Gallery EM is pleased to present “Unspecified Space,” our first solo show of Korean painter Jimin Chae, from February 26th to March 28, 2015. Born in Seoul in 1983, Chae obtained his BFA from Seoul National University and an MA at the Chelsea College of Art & Design in London. He had a two-person show at Gallery EM in 2011 and has been included in numerous group shows at various museums and galleries, including KIC Art Center in 2011 (Shanghai), X-Power Gallery in 2011 (Taipei), and Yi-Hyung Art Center in 2009 (Seoul). His work is also part of reputed collections, such as the Hyundai Capital collection in China.

Chae’s latest series of paintings centers on the concept of the installation as a process that organizes images and space in a way that affects our interpretation of art as well as our somatic relationship to it. Chae reimagines the space depicted within his paintings as something that can be fragmented into distinct parts. These parts then become something for the artist to orchestrate so as to create a synthetic whole that remains in tension with its discrete parts. As a result, his paintings stand out for their vivid planes of colors, stark lines, and conspicuous geometric shapes--mostly rectangles and squares. The latter rhyme with the frame of his paintings and thus convey a powerful sense of structure that counterbalances and contains the vastness of the empty and unspecified spaces he depicts.
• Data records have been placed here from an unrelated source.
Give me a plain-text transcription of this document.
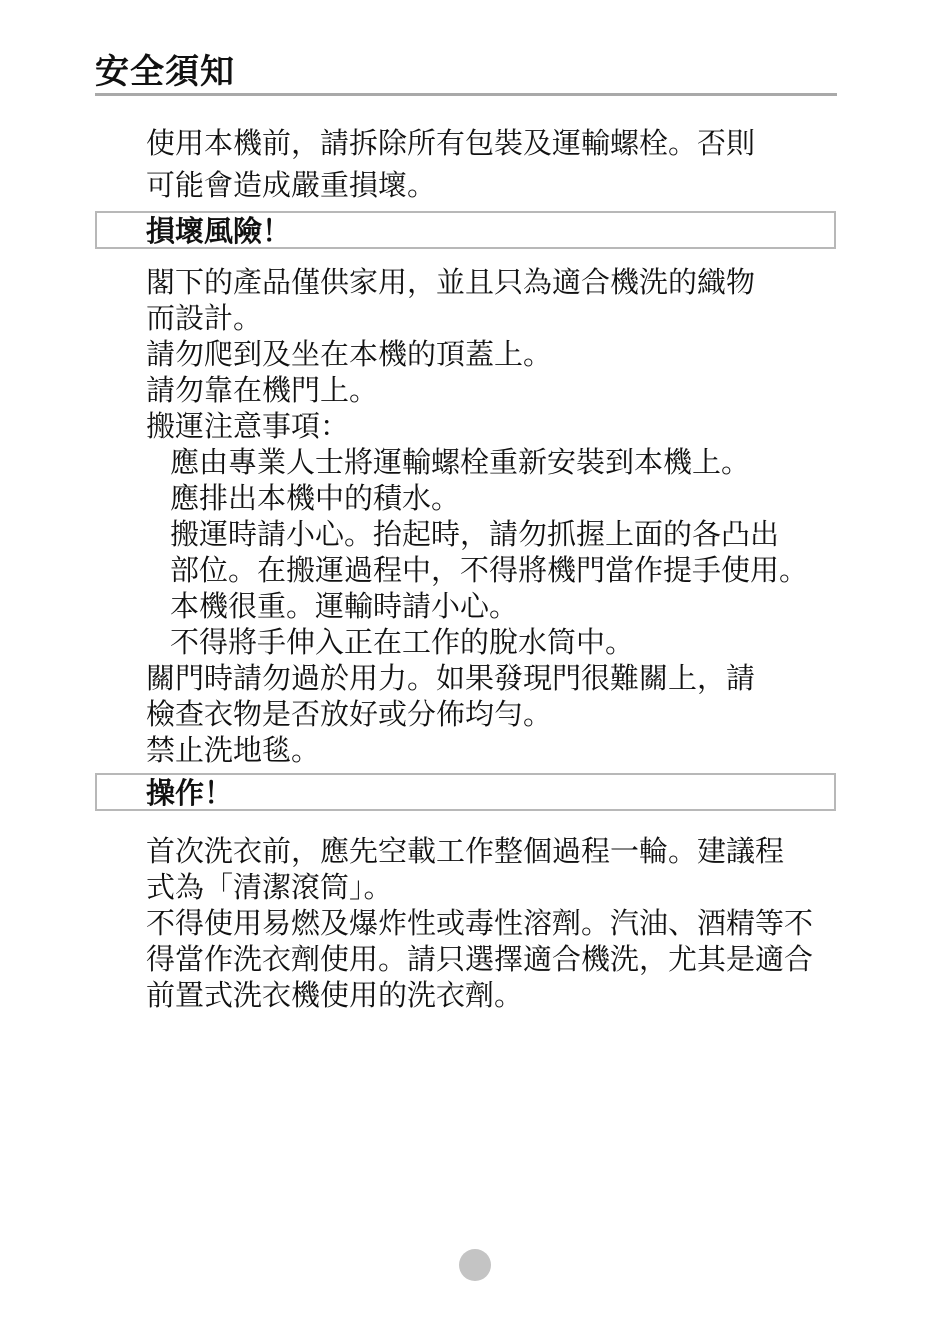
安全須知
使用本機前，請拆除所有包裝及運輸螺栓。否則
可能會造成嚴重損壞。
損壞風險！
閣下的產品僅供家用，並且只為適合機洗的織物
而設計。
請勿爬到及坐在本機的頂蓋上。
請勿靠在機門上。
搬運注意事項：
應由專業人士將運輸螺栓重新安裝到本機上。
應排出本機中的積水。
搬運時請小心。抬起時，請勿抓握上面的各凸出
部位。在搬運過程中，不得將機門當作提手使用。
本機很重。運輸時請小心。
不得將手伸入正在工作的脫水筒中。
關門時請勿過於用力。如果發現門很難關上，請
檢查衣物是否放好或分佈均勻。
禁止洗地毯。
操作！
首次洗衣前，應先空載工作整個過程一輪。建議程
式為「清潔滾筒」。
不得使用易燃及爆炸性或毒性溶劑。汽油、酒精等不
得當作洗衣劑使用。請只選擇適合機洗，尤其是適合
前置式洗衣機使用的洗衣劑。
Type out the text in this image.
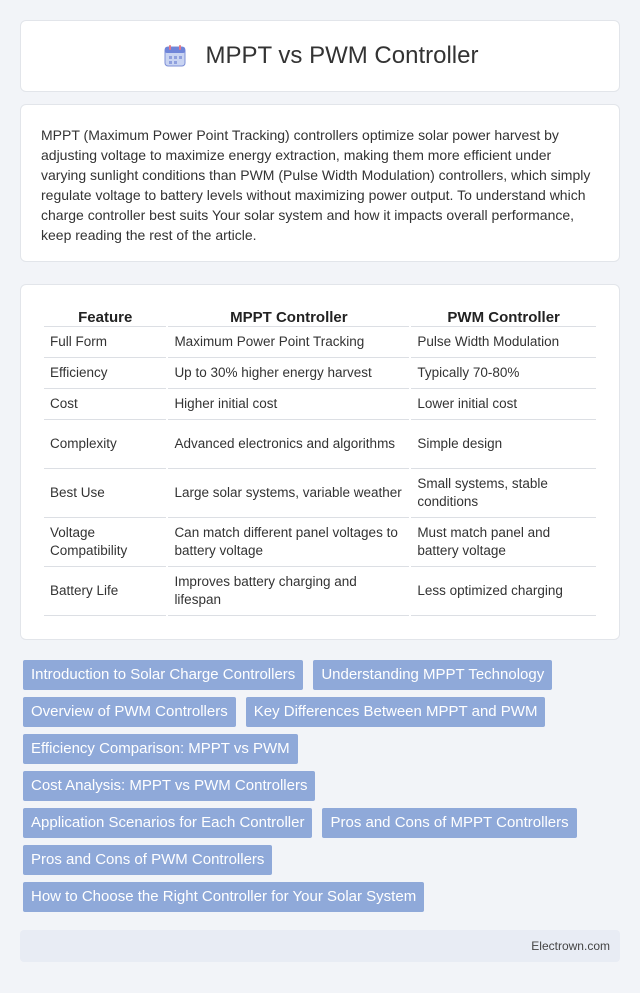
MPPT vs PWM Controller

MPPT (Maximum Power Point Tracking) controllers optimize solar power harvest by adjusting voltage to maximize energy extraction, making them more efficient under varying sunlight conditions than PWM (Pulse Width Modulation) controllers, which simply regulate voltage to battery levels without maximizing power output. To understand which charge controller best suits Your solar system and how it impacts overall performance, keep reading the rest of the article.

Feature	MPPT Controller	PWM Controller
Full Form	Maximum Power Point Tracking	Pulse Width Modulation
Efficiency	Up to 30% higher energy harvest	Typically 70-80%
Cost	Higher initial cost	Lower initial cost
Complexity	Advanced electronics and algorithms	Simple design
Best Use	Large solar systems, variable weather	Small systems, stable conditions
Voltage Compatibility	Can match different panel voltages to battery voltage	Must match panel and battery voltage
Battery Life	Improves battery charging and lifespan	Less optimized charging
Introduction to Solar Charge Controllers	Understanding MPPT Technology
Overview of PWM Controllers	Key Differences Between MPPT and PWM
Efficiency Comparison: MPPT vs PWM
Cost Analysis: MPPT vs PWM Controllers
Application Scenarios for Each Controller	Pros and Cons of MPPT Controllers
Pros and Cons of PWM Controllers
How to Choose the Right Controller for Your Solar System
Electrown.com
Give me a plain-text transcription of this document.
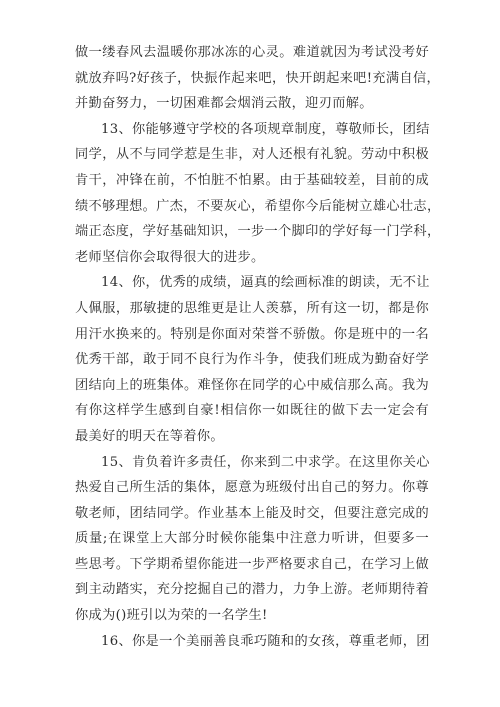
做一缕春风去温暖你那冰冻的心灵。难道就因为考试没考好
就放弃吗?好孩子，快振作起来吧，快开朗起来吧!充满自信，
并勤奋努力，一切困难都会烟消云散，迎刃而解。
13、你能够遵守学校的各项规章制度，尊敬师长，团结
同学，从不与同学惹是生非，对人还根有礼貌。劳动中积极
肯干，冲锋在前，不怕脏不怕累。由于基础较差，目前的成
绩不够理想。广杰，不要灰心，希望你今后能树立雄心壮志，
端正态度，学好基础知识，一步一个脚印的学好每一门学科，
老师坚信你会取得很大的进步。
14、你，优秀的成绩，逼真的绘画标准的朗读，无不让
人佩服，那敏捷的思维更是让人羡慕，所有这一切，都是你
用汗水换来的。特别是你面对荣誉不骄傲。你是班中的一名
优秀干部，敢于同不良行为作斗争，使我们班成为勤奋好学
团结向上的班集体。难怪你在同学的心中威信那么高。我为
有你这样学生感到自豪!相信你一如既往的做下去一定会有
最美好的明天在等着你。
15、肯负着许多责任，你来到二中求学。在这里你关心
热爱自己所生活的集体，愿意为班级付出自己的努力。你尊
敬老师，团结同学。作业基本上能及时交，但要注意完成的
质量;在课堂上大部分时候你能集中注意力听讲，但要多一
些思考。下学期希望你能进一步严格要求自己，在学习上做
到主动踏实，充分挖掘自己的潜力，力争上游。老师期待着
你成为()班引以为荣的一名学生!
16、你是一个美丽善良乖巧随和的女孩，尊重老师，团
Within these carefully constructed but desolate worlds, Chae places familiar props evocative of the art world--stucco walls, ladders, and the kind of pliable chairs and simple tables one finds at gallery fairs. Most striking of all are the human figures that populate these unsettlingly tranquil spaces. Often alone and seemingly lost in reverie or a deep state of contemplation these figures mimic the introspective behavior of art crowds and thus become uncanny doubles of us, Chae’s viewers--a clear nod to Surrealism from the artist. Chae’s work can therefore be read as a subtle but poignant critique of the art world or, more specifically, of its carefully constructed facade of sophistication, calculated presentation of art, and alienation of the general public--think, here, of the large swaths of people who are easily intimidated by the art world’s hushed white spaces and cryptic art. Overall, then, Chae provides a portrait of the institutional context that comes to shape the reading of his works, and, in this self-reflexiveness, pushes us to reconsider the unspecified and unexamined spaces that shape our existence as much as his art.